A agência de inteligência apontou que Trump, ainda em 2014, usou dados falsos para associar a vacinação infantil ao desenvolvimento do autismo.
“O movimento antivacina mundial recrudesceu desde as eleições de Donald Trump, que defendeu publicamente a relação entre autismo e vacinação e é crítico da política vacinal dos EUA. Outras personalidades do meio artístico e político estadunidense contribuem para o aumento de popularidade do movimento”, afirmou a agência.
A análise da Abin tem cinco páginas e o título “as origens do movimento antivacinal no mundo e o panorama preliminar do movimento antivacinal no Brasil”. O documento recebeu carimbo de reservado, tornando-se sigiloso por cinco anos.
O órgão brasileiro disse que Trump impulsionou o argumento negacionista de Andrew Wakefield, que teve licença médica cassada devido a estudo fraudulento que vinculava a tríplice viral ao autismo.
“Trump teria se reunido com Wakefield e outros ativistas antivacinais pouco antes de ser eleito. O trailer do documentário [Vaxxed, relacionado ao artigo de Wakefield] promove o depoimento antivacinal de vários políticos do Partido Republicano, o mesmo partido de Trump. Além de Trump, outras personalidades defendem argumentos antivacinais e ajudam a proliferar o movimento internacionalmente”, disse a Abin.
Apesar de ter minimizado a força dos grupos brasileiros que disseminavam dados falsos sobre a vacinação, a agência apontou que o movimento “ameaça a erradicação de doenças como o sarampo, mesmo em países com alta cobertura vacinal, como o Brasil”.
“O movimento antivacinal brasileiro não é organizado e se restringe a poucos grupos abertos em redes sociais, mas envolve alguns milhares de perfis que supostamente são simpáticos à não vacinação das crianças”, afirmou a agência.
A Abin concluiu que medidas para reforçar a obrigatoriedade da vacinação no Brasil seriam “eficazes contra a ampliação do movimento”.
O relatório de inteligência foi elaborado em agosto de 2017, durante o governo Michel Temer (MDB), e encaminhado ao GSI (Gabinete de Segurança Institucional) e aos ministérios da Saúde, do Desenvolvimento Social e da Educação.

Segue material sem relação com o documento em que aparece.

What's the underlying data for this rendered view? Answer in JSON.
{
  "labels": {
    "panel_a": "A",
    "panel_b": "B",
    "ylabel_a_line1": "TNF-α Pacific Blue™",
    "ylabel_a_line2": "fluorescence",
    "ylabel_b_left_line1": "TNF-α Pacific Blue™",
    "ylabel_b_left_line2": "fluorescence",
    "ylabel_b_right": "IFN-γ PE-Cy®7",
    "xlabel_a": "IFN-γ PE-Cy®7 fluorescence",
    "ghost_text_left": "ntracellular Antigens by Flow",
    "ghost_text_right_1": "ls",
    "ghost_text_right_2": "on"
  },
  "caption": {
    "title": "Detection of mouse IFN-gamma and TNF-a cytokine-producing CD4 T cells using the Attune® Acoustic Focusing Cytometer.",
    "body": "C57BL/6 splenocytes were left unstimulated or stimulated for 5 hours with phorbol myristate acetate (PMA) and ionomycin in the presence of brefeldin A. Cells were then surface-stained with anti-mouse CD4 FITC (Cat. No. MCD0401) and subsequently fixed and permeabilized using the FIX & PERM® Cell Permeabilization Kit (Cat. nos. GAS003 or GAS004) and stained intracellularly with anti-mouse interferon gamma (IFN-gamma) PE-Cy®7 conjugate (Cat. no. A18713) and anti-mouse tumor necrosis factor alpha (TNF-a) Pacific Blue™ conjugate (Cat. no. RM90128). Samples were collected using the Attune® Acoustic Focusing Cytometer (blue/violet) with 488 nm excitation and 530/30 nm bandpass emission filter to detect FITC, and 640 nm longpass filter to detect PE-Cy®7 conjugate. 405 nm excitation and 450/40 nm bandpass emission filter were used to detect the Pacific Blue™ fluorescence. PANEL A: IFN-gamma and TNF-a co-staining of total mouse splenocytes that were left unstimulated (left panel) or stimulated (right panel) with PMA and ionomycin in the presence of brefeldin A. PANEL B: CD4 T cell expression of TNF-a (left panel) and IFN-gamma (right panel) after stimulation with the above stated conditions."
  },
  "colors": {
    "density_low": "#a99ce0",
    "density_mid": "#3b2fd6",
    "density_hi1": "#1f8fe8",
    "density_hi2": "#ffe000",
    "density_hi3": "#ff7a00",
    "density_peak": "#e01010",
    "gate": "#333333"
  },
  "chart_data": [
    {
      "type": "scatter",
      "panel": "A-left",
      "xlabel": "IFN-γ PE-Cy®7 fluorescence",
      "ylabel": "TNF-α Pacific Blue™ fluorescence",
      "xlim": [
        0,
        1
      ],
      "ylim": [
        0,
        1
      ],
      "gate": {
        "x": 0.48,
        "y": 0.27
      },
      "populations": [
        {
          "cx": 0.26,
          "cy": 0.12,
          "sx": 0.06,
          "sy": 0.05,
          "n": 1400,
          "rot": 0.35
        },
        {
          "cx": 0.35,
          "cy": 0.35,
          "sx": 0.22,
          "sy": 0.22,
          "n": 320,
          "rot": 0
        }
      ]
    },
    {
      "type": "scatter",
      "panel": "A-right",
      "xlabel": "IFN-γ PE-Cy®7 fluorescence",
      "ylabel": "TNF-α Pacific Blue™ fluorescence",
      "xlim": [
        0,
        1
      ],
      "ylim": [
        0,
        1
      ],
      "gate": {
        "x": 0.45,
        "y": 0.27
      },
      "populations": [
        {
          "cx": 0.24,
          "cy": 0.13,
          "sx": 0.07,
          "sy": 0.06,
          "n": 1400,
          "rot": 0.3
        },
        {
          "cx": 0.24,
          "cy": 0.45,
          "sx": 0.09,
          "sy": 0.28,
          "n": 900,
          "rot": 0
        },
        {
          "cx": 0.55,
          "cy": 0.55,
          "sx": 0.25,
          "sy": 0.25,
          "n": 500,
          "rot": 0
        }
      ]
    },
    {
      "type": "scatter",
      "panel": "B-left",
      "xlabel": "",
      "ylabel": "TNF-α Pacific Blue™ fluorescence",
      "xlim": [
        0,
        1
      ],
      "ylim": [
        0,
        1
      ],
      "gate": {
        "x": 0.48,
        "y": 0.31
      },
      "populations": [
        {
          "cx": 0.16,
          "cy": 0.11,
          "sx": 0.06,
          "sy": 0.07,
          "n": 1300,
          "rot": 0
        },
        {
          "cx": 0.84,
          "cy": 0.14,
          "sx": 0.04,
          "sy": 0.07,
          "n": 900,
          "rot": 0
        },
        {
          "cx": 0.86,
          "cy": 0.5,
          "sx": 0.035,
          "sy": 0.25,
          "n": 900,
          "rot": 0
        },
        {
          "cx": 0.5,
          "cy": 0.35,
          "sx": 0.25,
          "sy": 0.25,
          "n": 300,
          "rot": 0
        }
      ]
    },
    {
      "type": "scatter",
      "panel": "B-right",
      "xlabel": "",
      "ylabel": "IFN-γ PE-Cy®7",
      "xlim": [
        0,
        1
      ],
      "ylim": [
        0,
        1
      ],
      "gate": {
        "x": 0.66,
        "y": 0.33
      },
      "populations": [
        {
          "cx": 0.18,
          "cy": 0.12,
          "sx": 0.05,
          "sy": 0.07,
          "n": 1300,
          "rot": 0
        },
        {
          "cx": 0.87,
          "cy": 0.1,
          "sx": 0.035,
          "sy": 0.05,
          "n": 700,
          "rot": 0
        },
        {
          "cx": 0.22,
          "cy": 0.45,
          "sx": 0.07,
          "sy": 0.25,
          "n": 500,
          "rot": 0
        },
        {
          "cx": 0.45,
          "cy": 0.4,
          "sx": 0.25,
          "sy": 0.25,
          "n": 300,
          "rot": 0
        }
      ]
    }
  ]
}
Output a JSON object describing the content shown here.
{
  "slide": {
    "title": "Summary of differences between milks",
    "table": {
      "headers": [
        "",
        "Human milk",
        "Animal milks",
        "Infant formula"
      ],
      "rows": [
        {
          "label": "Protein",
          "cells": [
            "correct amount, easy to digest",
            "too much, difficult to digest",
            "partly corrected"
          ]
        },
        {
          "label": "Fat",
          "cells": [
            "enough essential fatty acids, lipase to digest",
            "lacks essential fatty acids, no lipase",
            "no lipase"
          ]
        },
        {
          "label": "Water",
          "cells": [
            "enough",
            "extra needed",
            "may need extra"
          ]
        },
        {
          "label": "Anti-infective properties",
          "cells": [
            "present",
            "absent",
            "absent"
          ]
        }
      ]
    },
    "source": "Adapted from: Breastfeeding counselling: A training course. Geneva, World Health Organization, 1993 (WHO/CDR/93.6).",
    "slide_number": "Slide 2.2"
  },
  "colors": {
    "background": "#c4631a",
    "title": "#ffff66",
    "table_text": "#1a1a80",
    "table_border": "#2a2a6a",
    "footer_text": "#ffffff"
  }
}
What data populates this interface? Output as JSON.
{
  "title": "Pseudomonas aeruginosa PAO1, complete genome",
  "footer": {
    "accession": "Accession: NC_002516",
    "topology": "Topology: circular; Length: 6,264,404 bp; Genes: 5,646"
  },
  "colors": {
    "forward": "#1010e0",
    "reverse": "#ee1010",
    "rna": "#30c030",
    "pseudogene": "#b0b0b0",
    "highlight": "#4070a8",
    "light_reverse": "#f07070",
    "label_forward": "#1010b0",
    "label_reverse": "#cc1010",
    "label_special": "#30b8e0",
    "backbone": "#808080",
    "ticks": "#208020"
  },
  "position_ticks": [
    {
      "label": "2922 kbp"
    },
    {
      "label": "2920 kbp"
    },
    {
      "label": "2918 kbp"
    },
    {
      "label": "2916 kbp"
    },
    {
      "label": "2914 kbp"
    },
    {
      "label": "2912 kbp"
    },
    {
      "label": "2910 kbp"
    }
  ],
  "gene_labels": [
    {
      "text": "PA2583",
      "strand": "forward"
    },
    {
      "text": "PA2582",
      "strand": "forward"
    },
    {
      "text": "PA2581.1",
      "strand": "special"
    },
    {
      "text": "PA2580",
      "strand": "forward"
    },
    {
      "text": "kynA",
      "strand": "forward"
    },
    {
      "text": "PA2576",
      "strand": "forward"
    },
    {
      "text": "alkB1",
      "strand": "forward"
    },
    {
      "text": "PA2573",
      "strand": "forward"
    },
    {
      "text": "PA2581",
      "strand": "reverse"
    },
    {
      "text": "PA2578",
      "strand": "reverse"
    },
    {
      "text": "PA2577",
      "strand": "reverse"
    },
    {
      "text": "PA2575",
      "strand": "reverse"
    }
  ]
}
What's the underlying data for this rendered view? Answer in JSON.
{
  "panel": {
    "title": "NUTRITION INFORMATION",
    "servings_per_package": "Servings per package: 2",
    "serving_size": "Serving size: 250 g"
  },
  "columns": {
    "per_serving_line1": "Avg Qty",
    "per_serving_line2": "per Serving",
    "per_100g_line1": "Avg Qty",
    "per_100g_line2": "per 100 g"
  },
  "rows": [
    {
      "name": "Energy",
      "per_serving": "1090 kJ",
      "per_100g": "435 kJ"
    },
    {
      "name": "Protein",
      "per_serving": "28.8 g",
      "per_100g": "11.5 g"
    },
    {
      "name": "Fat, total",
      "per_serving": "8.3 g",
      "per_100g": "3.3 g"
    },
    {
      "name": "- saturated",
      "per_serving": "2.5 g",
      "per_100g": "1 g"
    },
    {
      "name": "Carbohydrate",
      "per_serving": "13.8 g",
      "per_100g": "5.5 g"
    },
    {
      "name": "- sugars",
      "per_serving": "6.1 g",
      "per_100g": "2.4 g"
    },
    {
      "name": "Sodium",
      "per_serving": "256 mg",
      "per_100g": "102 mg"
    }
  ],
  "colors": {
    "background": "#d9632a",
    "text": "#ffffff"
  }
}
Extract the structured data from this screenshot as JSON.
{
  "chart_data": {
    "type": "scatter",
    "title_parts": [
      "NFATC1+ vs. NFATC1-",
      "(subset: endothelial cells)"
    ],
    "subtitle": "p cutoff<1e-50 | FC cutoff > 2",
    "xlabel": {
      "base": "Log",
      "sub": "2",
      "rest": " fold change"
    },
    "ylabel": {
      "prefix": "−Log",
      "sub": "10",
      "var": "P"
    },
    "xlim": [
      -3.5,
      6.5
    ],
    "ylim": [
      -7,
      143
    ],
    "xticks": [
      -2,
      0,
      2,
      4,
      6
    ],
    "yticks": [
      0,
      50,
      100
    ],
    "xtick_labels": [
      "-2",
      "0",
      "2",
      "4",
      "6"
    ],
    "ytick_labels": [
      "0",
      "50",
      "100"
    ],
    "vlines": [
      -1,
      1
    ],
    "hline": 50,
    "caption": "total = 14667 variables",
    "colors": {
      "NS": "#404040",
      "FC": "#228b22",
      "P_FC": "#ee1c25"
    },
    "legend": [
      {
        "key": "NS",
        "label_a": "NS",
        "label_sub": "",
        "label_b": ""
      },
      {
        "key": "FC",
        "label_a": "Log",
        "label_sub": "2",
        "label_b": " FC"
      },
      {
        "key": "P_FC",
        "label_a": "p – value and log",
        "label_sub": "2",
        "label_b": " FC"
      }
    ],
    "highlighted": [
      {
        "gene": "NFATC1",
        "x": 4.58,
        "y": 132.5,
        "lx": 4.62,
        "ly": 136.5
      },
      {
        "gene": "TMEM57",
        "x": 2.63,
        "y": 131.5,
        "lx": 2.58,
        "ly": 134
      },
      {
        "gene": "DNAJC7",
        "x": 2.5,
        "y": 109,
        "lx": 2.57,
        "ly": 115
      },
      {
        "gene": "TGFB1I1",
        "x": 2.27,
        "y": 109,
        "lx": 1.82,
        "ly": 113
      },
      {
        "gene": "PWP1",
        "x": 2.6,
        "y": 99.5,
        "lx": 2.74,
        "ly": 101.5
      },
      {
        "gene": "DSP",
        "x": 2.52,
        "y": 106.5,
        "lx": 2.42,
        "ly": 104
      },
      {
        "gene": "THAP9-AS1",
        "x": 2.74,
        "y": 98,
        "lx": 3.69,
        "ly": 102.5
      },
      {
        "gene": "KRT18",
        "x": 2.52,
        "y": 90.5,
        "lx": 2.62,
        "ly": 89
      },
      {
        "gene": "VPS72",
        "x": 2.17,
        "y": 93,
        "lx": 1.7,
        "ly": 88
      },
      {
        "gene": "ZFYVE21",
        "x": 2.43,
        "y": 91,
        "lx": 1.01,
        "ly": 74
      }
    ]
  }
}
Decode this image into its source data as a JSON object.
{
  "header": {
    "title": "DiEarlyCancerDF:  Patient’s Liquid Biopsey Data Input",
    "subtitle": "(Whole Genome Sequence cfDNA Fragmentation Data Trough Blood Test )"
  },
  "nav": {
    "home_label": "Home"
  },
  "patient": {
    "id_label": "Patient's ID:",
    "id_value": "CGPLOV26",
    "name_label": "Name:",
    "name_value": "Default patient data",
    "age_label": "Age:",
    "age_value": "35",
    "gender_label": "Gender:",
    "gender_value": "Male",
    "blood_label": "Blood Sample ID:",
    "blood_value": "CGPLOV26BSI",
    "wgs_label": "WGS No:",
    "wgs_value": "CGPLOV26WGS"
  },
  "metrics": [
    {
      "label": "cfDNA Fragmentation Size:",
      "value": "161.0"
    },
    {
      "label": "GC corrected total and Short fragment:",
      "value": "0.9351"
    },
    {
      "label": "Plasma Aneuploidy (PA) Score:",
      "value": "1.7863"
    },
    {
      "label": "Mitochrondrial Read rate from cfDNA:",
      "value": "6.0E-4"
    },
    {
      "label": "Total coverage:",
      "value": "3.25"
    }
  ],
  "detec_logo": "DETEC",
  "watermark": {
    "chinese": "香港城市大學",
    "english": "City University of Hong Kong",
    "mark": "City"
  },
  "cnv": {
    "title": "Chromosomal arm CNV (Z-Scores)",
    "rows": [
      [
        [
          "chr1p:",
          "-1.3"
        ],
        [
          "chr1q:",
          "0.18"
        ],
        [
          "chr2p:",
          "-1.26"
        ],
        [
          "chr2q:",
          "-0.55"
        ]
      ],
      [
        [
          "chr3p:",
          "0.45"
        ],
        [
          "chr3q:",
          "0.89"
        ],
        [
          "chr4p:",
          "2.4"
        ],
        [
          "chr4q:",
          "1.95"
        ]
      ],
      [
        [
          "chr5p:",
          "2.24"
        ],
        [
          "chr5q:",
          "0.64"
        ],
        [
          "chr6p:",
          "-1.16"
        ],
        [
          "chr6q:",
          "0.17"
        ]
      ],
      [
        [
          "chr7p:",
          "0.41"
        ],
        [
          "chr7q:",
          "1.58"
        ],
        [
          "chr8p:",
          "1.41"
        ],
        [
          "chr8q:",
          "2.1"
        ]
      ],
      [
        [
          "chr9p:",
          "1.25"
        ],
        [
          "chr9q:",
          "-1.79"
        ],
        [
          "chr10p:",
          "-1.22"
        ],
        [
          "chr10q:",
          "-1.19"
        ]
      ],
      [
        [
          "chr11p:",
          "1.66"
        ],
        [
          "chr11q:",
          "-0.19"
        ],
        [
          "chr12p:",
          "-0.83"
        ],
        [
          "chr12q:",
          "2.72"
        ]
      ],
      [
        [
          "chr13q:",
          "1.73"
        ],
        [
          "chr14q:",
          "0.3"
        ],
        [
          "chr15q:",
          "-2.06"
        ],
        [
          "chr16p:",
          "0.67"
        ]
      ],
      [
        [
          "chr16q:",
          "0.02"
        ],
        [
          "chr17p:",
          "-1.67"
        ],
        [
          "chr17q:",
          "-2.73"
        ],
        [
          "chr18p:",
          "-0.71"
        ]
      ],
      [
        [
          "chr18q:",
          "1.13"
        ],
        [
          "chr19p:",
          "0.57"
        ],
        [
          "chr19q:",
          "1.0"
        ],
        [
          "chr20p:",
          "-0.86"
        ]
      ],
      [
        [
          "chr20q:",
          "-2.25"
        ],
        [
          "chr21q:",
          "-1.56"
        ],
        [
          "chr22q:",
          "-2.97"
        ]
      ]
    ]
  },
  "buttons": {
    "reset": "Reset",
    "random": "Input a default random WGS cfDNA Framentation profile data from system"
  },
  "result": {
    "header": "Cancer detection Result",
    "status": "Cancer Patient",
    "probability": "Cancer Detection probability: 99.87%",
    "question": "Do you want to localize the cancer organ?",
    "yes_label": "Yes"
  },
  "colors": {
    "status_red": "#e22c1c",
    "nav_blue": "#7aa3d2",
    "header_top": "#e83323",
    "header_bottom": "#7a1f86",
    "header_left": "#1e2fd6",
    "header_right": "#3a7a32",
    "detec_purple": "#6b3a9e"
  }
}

O relatório dedica pouco mais de uma página para tratar do movimento antivacina no Brasil. A agência apontou que os integrantes se organizavam em grupos no Facebook. Em um deles, com cerca de 8 mil membros, havia depoimentos de pais brasileiros que se recusavam a vacinar os filhos, segundo a Abin.
“No grupo são publicadas dicas, por exemplo, de como burlar a exigência de apresentar a carteira de vacinação da criança nas escolas: ‘dizer que perdeu e apresentar boletim de ocorrência’. Como a vacinação das crianças é obrigada pelo Estatuto da Criança e do Adolescente (Lei 8.069/1990), membros do grupo estão claramente incitando o descumprimento de uma obrigação legal”, afirmou ainda a agência.
A Abin também acompanhou dois grupos brasileiros contra a vacinação para HPV e rotavírus, com mais de 5.000 membros cada. “Ambos não mostram vinculação com personalidades ou com organizações que defendem a causa.”
Como a Folha de S.Paulo revelou, a Abin criticou a gestão Trump durante a pandemia da Covid-19. Em relatório de março de 2020, a agência disse que o presidente dos EUA “minimizou a gravidade do surto e tomou medidas limitadas para enfrentá-lo”.
Parte da base de apoiadores de Trump é contrária à vacinação. Em 2021, o ex-presidente chegou a ser vaiado durante evento depois de confirmar que havia tomado dose de reforço da vacina.
Em vídeo vazado em julho de 2024, Trump repetiu teorias da conspiração sobre imunização.
O Brasil reverteu a tendência de queda e ampliou a vacinação infantil em 2023. Isso fez com que o país saísse da lista dos 20 países com mais crianças não imunizadas no mundo.